Tonight was yet another of those renewed efforts.
A month or two ago Kara put me on a two week challenge to eat better and to work out regularly. The requirements were: breakfast every day, followed by at least one other real meal a reasonable number of hours later, including one serving of fruit and one of vegetables every day; cardio three times a week; and some sort of strength building twice a week. I think I came up short some cardio both weeks, and the eating fell apart on the weekends, but overall it was a good experience. Then the two weeks were over and I entered into the two weeks of insanity at work. My tender little habit seedlings didn't stand a chance and were crushed mercilessly under the boot-heels of 10-12 hour work days. As is my custom, after the crazy work subsided I made no attempt to reinstate Kara's regimen. I think since then I've been to the gym 2-3 times.
But what is life but a daily opportunity to improve today what you failed to do yesterday?
So tonight I went to the gym. I did not want to. But I went and was blessed in the form of Ever After playing in the cardio cinema. With credits, I arrived an almost perfect 30 minutes before the end of the movie. It was like Fate or Jesus metaphorically patting my head and rewarding me with a biscuit.

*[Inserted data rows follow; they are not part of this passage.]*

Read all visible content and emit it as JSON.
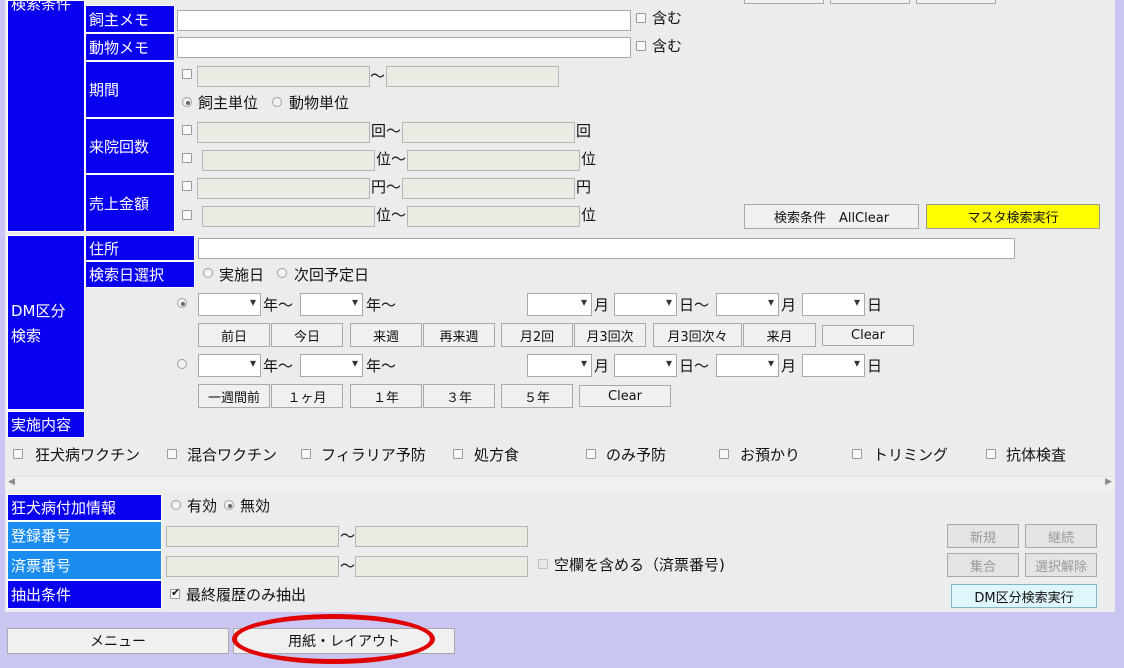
{
  "search": {
    "section_label": "検索条件",
    "owner_memo": {
      "label": "飼主メモ",
      "contains": "含む"
    },
    "animal_memo": {
      "label": "動物メモ",
      "contains": "含む"
    },
    "period": {
      "label": "期間",
      "tilde": "〜",
      "opt_owner": "飼主単位",
      "opt_animal": "動物単位"
    },
    "visits": {
      "label": "来院回数",
      "unit1": "回〜",
      "unit2": "回",
      "rank1": "位〜",
      "rank2": "位"
    },
    "sales": {
      "label": "売上金額",
      "unit1": "円〜",
      "unit2": "円",
      "rank1": "位〜",
      "rank2": "位"
    },
    "allclear_label": "検索条件　AllClear",
    "master_search_label": "マスタ検索実行"
  },
  "dm": {
    "section_label_1": "DM区分",
    "section_label_2": "検索",
    "address_label": "住所",
    "date_select_label": "検索日選択",
    "opt_done": "実施日",
    "opt_next": "次回予定日",
    "year_tilde": "年〜",
    "month": "月",
    "day_tilde": "日〜",
    "day": "日",
    "buttons1": [
      "前日",
      "今日",
      "来週",
      "再来週",
      "月2回",
      "月3回次",
      "月3回次々",
      "来月",
      "Clear"
    ],
    "buttons2": [
      "一週間前",
      "１ヶ月",
      "１年",
      "３年",
      "５年",
      "Clear"
    ]
  },
  "content": {
    "label": "実施内容",
    "items": [
      "狂犬病ワクチン",
      "混合ワクチン",
      "フィラリア予防",
      "処方食",
      "のみ予防",
      "お預かり",
      "トリミング",
      "抗体検査"
    ]
  },
  "rabies": {
    "label": "狂犬病付加情報",
    "opt_valid": "有効",
    "opt_invalid": "無効"
  },
  "reg_no": {
    "label": "登録番号",
    "tilde": "〜"
  },
  "tag_no": {
    "label": "済票番号",
    "tilde": "〜",
    "include_blank": "空欄を含める（済票番号)"
  },
  "extract": {
    "label": "抽出条件",
    "latest_only": "最終履歴のみ抽出"
  },
  "actions": {
    "new": "新規",
    "continue": "継続",
    "aggregate": "集合",
    "deselect": "選択解除",
    "dm_search": "DM区分検索実行"
  },
  "footer": {
    "menu": "メニュー",
    "paper_layout": "用紙・レイアウト"
  },
  "colors": {
    "header_blue": "#0a00f0",
    "light_blue": "#1a8cf0",
    "highlight_yellow": "#ffff00",
    "annotation_red": "#e00000"
  }
}
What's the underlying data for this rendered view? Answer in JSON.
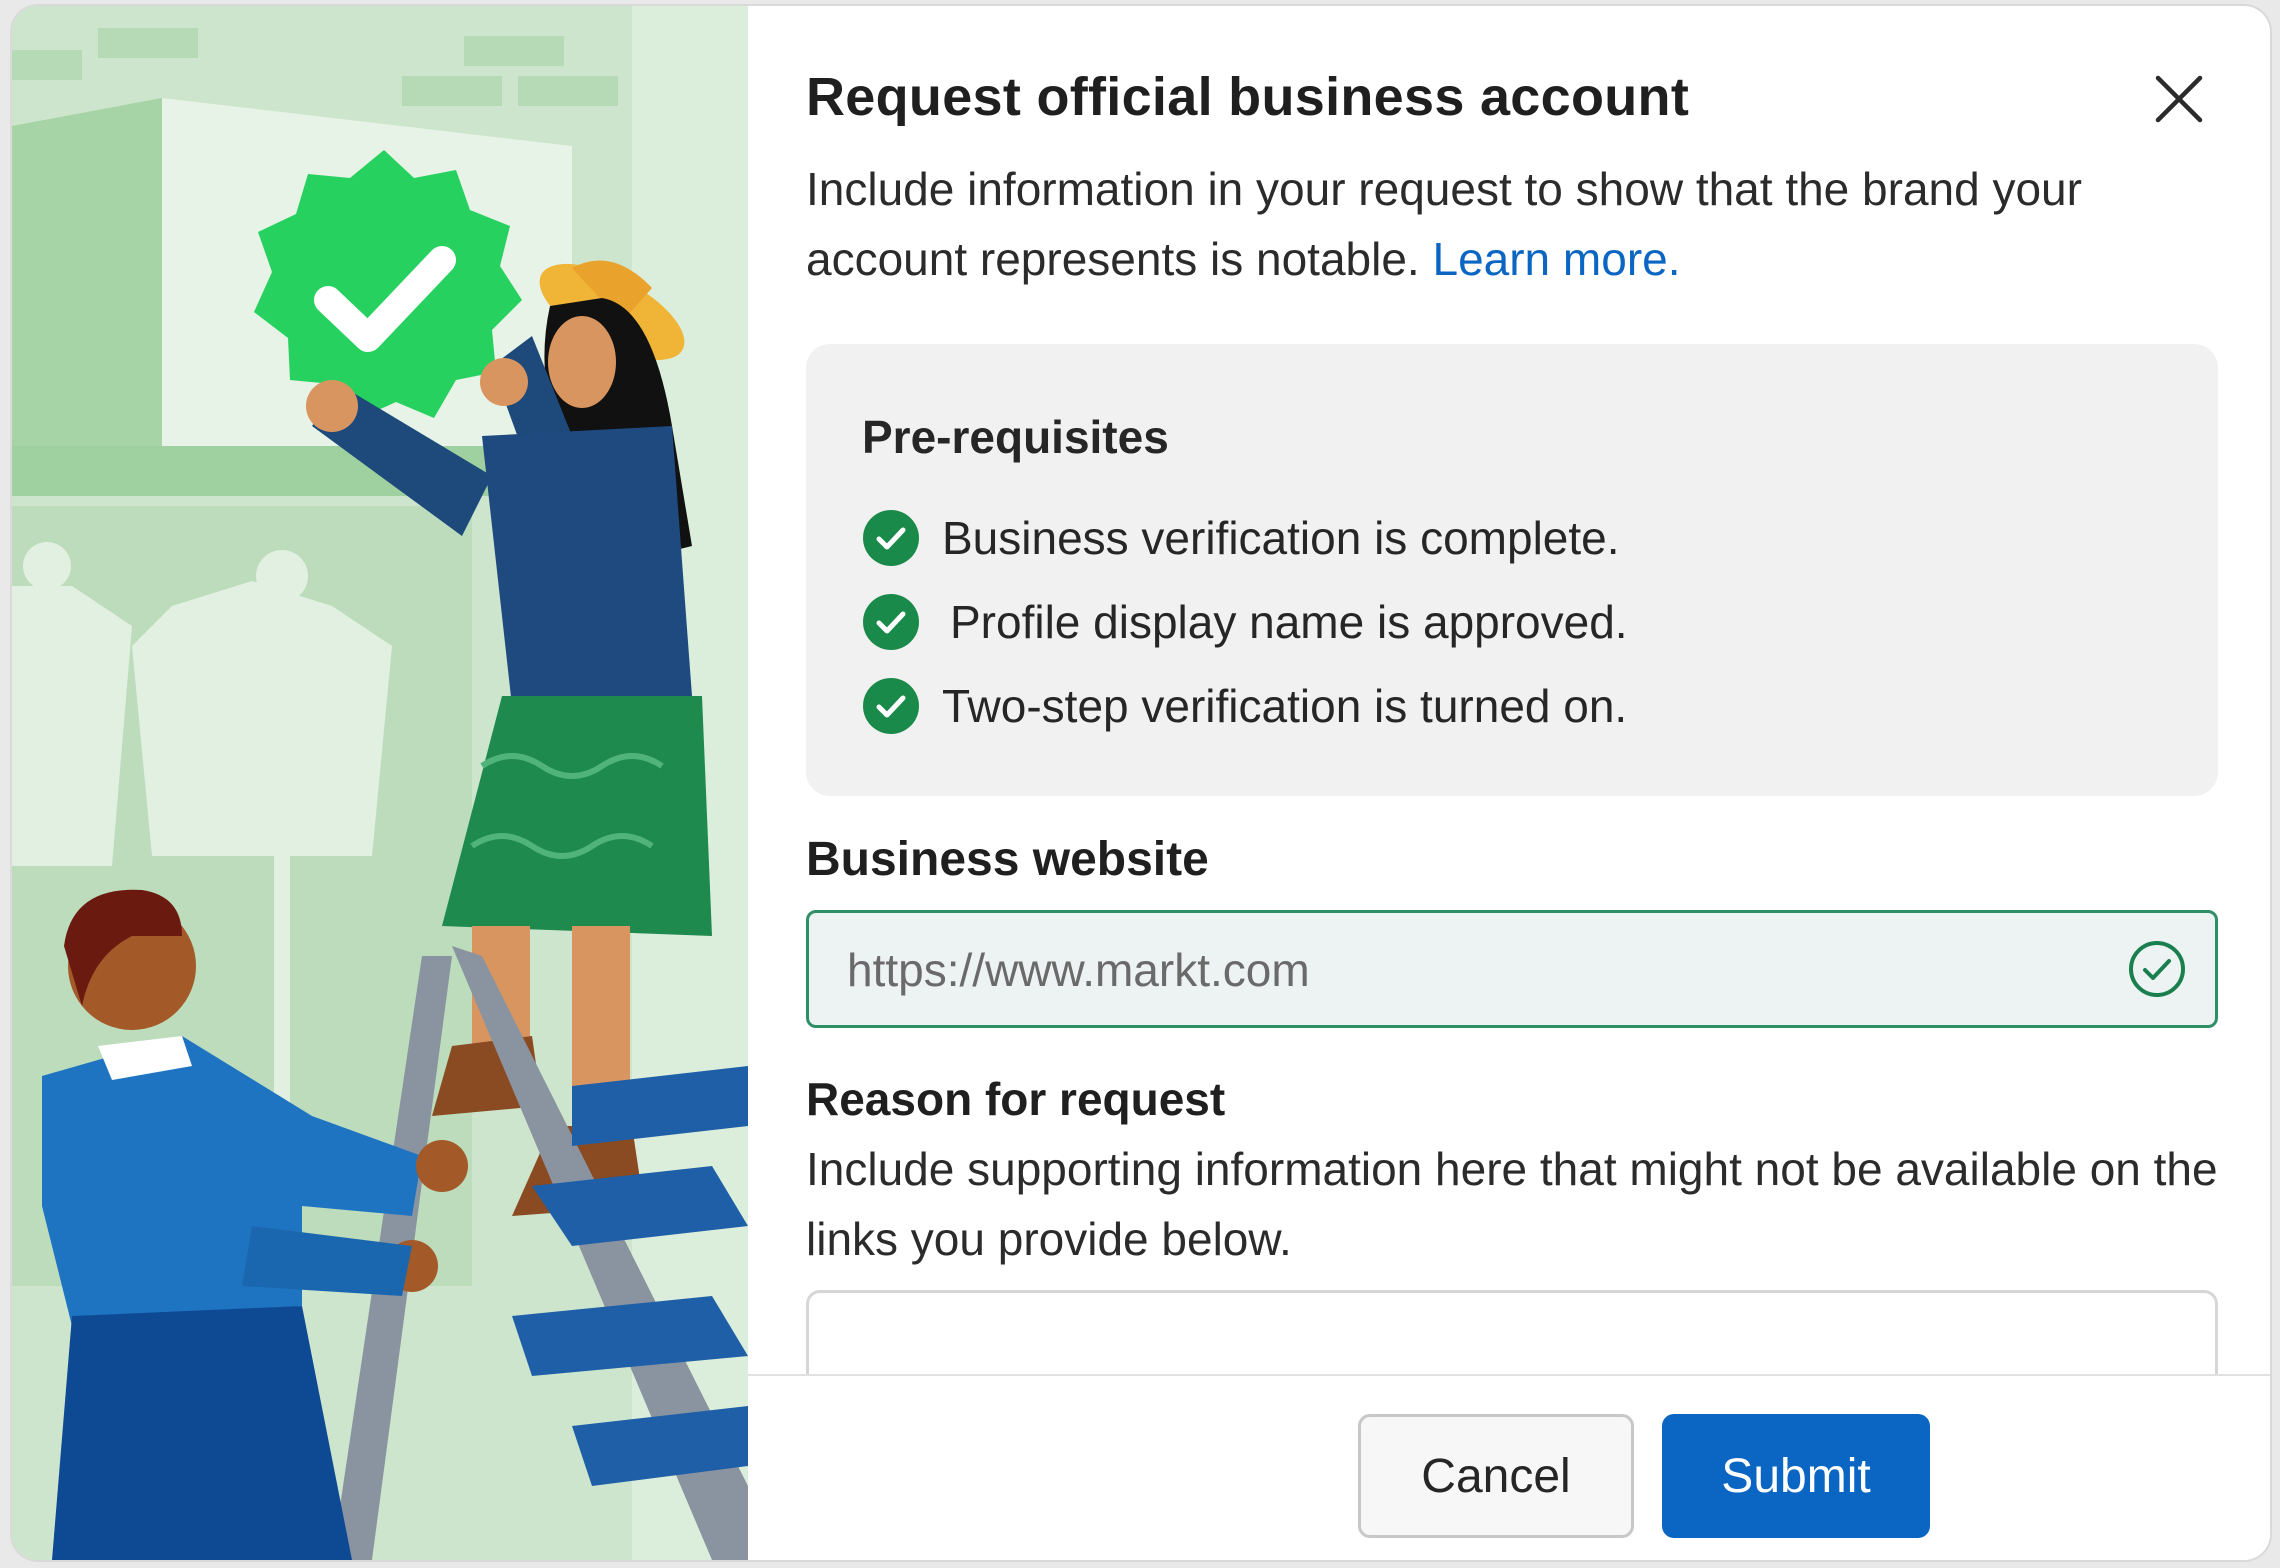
{
  "dialog": {
    "title": "Request official business account",
    "description": "Include information in your request to show that the brand your account represents is notable.",
    "learn_more": "Learn more.",
    "close_icon": "close-icon"
  },
  "prerequisites": {
    "title": "Pre-requisites",
    "items": [
      {
        "label": "Business verification is complete.",
        "icon": "check-circle-icon"
      },
      {
        "label": "Profile display name is approved.",
        "icon": "check-circle-icon"
      },
      {
        "label": "Two-step verification is turned on.",
        "icon": "check-circle-icon"
      }
    ]
  },
  "website": {
    "label": "Business website",
    "placeholder": "https://www.markt.com",
    "status_icon": "valid-check-icon"
  },
  "reason": {
    "label": "Reason for request",
    "help": "Include supporting information here that might not be available on the links you provide below.",
    "value": ""
  },
  "footer": {
    "cancel_label": "Cancel",
    "submit_label": "Submit"
  },
  "colors": {
    "accent": "#0a66c2",
    "success": "#1a8a4a",
    "input_valid_border": "#2e8f67",
    "badge_green": "#27d15f"
  }
}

I ran my customary 15 seconds to crank my heart rate up to near-heart-attack rates as quickly as possible. The great irony of my life these days is the fact that I actually could theoretically run longer--perhaps 30-45 seconds even. And the struggle is not, as you might be thinking, the bosom issue. I have acquired an impressive
No, in the end, it is a different jiggle problem that stops me running. As it turns out, I am fat. And my particular fat likes to hang out in two major places: boobs and waist. The boob situation may be under control, but alas, the waist remains free to jiggle all it wants. And jiggle it does, to the point that after only a few steps I am in danger of my shorts shimmying right off. And while it may be dark in the cardio cinema room, I am confident that it is not yet dark enough that no one would notice the shining white legs of the girl whose pants fell off whilst she was running on the treadmill. Thus, every few steps I have to jump off the belt and hitch my shorts up, then jump back on and run for a few more steps. Why there are not people working on solving this problem I do not know, because I do know I'm not the only one suffering. In the end, it is my frustration with this ritual which puts an end to my running, not my lungs, heart, or even legs. Oh irony, truly thou art a bitch...
Sadly, tonight was not the night I conquered the bros and the machines.
Instead I came home and improvised some very technical body-weight and strength exercises. One of the bonuses of being fat is that you come with weights built in and ready to go. If, however, I feel that I need to augment my own natural heft I have managed to find a successful free weight alternative. Because who wants to buy fancy rubber-gripped weights if you don't have to? Owning a 12" cast iron gnome means you don't have to. Miles actually makes a really good free weight. And somehow, lifting a gnome is just more fun than lifting a boring dumbell.
And so tonight I began again the endless battle. Attempting to take control of my life and my body. Fat jiggles and free weight gnomes and all. Tomorrow I am hoping to make it to the grocery store after my hair appointment to restock on yogurt so I can make another attempt at being a person who eats breakfast. Somehow telling the interwebs about the struggle helps, so I shall try to continue to update on my repeated attempts. Wish me luck!